Ces exemples africains montrent clairement qu’un modèle basé sur les connaissances des agriculteurs familiaux, tout en les soutenant[7], produit des résultats positifs pour les communautés locales tant sur le plan alimentaire que climatique. Pour faire valoir les connaissances des agriculteurs familiaux sur le changement climatique, les mouvements paysans doivent être consultés lors des prochaines négociations sur le changement climatique au plan international et local.

 

 

Gino Brunswijck

Conseiller politique



[1] La Conférence des Parties est l’organe suprême de la Convention-cadre des Nations unies sur les changements climatiques (CCNUCC). 
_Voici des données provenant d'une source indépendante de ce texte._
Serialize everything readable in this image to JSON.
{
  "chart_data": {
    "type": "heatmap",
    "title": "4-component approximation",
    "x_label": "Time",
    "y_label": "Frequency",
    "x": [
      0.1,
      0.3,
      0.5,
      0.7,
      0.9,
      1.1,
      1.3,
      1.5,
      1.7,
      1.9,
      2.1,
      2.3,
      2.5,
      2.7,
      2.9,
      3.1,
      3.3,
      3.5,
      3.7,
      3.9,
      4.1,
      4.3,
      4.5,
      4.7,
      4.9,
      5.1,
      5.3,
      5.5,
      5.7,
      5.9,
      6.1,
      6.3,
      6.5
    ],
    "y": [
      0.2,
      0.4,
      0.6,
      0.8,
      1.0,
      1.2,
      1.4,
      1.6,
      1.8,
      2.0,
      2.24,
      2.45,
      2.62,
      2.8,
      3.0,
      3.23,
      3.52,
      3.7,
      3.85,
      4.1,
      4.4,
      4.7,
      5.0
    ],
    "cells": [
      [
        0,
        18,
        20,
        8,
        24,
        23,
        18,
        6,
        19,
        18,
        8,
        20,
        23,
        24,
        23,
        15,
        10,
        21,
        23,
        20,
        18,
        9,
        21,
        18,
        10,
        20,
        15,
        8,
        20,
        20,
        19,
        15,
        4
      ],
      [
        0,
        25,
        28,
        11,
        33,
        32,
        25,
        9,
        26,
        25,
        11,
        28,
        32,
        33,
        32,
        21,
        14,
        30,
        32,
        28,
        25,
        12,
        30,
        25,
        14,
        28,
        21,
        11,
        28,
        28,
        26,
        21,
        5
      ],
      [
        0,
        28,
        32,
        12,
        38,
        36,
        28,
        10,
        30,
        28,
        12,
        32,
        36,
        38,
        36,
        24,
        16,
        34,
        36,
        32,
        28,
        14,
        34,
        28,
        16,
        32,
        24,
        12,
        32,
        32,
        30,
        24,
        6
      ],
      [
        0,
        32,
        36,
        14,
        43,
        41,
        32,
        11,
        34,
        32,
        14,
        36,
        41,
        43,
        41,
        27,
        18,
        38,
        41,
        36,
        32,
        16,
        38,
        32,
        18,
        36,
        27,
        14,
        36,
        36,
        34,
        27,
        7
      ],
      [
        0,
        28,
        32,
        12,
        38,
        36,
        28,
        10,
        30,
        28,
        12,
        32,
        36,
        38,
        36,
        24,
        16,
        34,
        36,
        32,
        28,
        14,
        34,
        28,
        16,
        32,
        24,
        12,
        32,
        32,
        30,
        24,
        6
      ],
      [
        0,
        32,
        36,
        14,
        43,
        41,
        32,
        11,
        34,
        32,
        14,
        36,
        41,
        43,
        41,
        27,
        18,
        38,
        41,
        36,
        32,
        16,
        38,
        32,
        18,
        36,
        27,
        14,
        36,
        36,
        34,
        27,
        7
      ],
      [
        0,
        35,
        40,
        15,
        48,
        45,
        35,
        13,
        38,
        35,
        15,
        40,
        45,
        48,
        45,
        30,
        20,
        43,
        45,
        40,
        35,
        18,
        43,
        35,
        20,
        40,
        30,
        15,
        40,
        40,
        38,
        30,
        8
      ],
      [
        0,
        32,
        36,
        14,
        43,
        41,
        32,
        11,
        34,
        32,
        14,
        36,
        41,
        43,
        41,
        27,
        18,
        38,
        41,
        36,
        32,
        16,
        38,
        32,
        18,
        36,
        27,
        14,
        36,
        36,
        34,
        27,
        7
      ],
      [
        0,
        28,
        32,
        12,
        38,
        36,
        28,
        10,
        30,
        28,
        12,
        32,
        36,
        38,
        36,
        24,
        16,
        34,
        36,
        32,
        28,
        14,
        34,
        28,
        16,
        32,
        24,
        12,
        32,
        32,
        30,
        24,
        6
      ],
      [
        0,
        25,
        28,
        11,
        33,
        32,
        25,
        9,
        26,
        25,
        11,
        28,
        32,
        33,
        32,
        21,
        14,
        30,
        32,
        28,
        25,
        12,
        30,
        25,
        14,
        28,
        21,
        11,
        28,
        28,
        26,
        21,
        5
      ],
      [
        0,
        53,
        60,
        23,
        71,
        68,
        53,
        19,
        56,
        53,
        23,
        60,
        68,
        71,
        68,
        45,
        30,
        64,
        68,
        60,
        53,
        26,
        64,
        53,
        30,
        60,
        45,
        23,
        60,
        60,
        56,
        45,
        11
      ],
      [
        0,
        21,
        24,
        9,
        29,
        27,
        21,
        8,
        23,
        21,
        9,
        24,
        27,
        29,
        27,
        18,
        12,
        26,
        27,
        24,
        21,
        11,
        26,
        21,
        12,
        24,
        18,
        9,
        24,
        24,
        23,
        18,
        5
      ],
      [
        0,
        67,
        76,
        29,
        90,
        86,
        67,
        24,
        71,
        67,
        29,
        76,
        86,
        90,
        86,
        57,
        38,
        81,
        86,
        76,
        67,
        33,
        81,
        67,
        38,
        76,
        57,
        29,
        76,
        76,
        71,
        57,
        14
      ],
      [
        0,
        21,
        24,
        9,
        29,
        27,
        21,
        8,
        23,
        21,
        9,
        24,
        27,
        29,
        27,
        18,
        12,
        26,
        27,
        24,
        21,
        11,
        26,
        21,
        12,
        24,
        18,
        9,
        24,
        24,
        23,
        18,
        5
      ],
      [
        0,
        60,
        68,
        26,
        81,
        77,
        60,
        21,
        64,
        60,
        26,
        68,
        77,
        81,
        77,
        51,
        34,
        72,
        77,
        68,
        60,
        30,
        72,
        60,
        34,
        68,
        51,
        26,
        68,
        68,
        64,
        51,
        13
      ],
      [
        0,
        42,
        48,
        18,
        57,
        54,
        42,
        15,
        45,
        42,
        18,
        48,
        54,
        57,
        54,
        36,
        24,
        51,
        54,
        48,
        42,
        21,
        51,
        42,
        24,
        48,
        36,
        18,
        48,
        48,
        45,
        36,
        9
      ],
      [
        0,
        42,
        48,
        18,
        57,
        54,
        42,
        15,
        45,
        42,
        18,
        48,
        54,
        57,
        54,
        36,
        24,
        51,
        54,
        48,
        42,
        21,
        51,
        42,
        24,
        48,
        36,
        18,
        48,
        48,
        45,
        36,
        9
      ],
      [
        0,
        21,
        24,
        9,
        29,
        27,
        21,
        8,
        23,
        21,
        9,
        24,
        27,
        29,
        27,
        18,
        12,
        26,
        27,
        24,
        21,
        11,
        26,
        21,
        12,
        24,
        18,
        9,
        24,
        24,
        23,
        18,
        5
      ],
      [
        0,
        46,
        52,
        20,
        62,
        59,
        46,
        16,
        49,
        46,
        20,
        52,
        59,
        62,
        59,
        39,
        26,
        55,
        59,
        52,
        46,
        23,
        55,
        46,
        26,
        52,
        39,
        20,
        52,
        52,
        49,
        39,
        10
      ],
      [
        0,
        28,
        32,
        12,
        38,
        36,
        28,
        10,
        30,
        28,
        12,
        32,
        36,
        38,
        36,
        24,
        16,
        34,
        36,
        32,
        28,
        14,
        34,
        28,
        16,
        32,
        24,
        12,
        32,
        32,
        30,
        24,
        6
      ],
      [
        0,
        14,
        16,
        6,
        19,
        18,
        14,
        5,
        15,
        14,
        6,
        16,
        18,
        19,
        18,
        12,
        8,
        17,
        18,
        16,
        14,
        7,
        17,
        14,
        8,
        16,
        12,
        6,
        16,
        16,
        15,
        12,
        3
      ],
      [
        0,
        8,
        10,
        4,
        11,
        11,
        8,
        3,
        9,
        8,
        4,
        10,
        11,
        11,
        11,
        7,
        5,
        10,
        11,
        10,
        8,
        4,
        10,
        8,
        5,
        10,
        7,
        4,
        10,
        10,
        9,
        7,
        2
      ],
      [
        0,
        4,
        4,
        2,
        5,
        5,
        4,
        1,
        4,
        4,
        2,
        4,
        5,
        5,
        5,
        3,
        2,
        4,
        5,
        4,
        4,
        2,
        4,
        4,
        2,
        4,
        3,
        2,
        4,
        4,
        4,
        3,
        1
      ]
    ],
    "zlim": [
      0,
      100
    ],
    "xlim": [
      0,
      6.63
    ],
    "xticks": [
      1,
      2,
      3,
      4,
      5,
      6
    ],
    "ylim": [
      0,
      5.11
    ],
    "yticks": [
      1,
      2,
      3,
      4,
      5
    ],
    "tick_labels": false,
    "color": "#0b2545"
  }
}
[2] Morrison Rwakakamba, “Farmers must take part in the Fight against Climate Change” (les fermiers doivent prendre part à la lutte contre le changement climatique), Agency for Transformation (agence pour la transformation), 2013, consulté sur : http://tntfactory.com/works/aft1/wp-content/uploads/2013/03/Farmers-and-fight-against-climate-change-New-vision-expert-opinion.pdf

[3] Euractiv, « Agriculture intensive : écologiquement durable ? », Juillet 2011, consulté sur : http://www.euractiv.com/fr/pac/agriculture-intensive-ecologique-linksdossier-506746

[4] CGIAR, “Community Groups help themselves to tackle climate change” (des groupes communautaires s’aident à réagir au changement climatique), Mai 2013, Consulté sur: http://www.cgiar.org/consortium-news/community-groups-help-themselves-to-tackle-climate-change/

[5] Inter Press Service,  “In Swaziland, Seeds Beat Drought”(au Swaziland, les semences l’emportent sur la sécheresse), juin 2013, consulté sur: http://www.ipsnews.net/2013/06/in-swaziland-seeds-beat-drought/

[6] ABC Burkina, SEDELAN, « Changement climatique et adaptation (3) : Apprendre de la terre du Sahel », consulté sur : http://www.abcburkina.net/fr/nos-dossiers/vu-au-sud-vu-du-sud/732-356-changement-climatique-et-adaptations-3

ABC Burkina, SEDELAN, « Zaï », consulté sur http://www.abcburkina.net/en/le-burkina-faso/de-a-a-z/447-zai

[7] Un soutien à l’agriculture familiale peut consister en : infrastructure, services d’encadrement, incitations pour la production locale des semences et pour les cultures locales.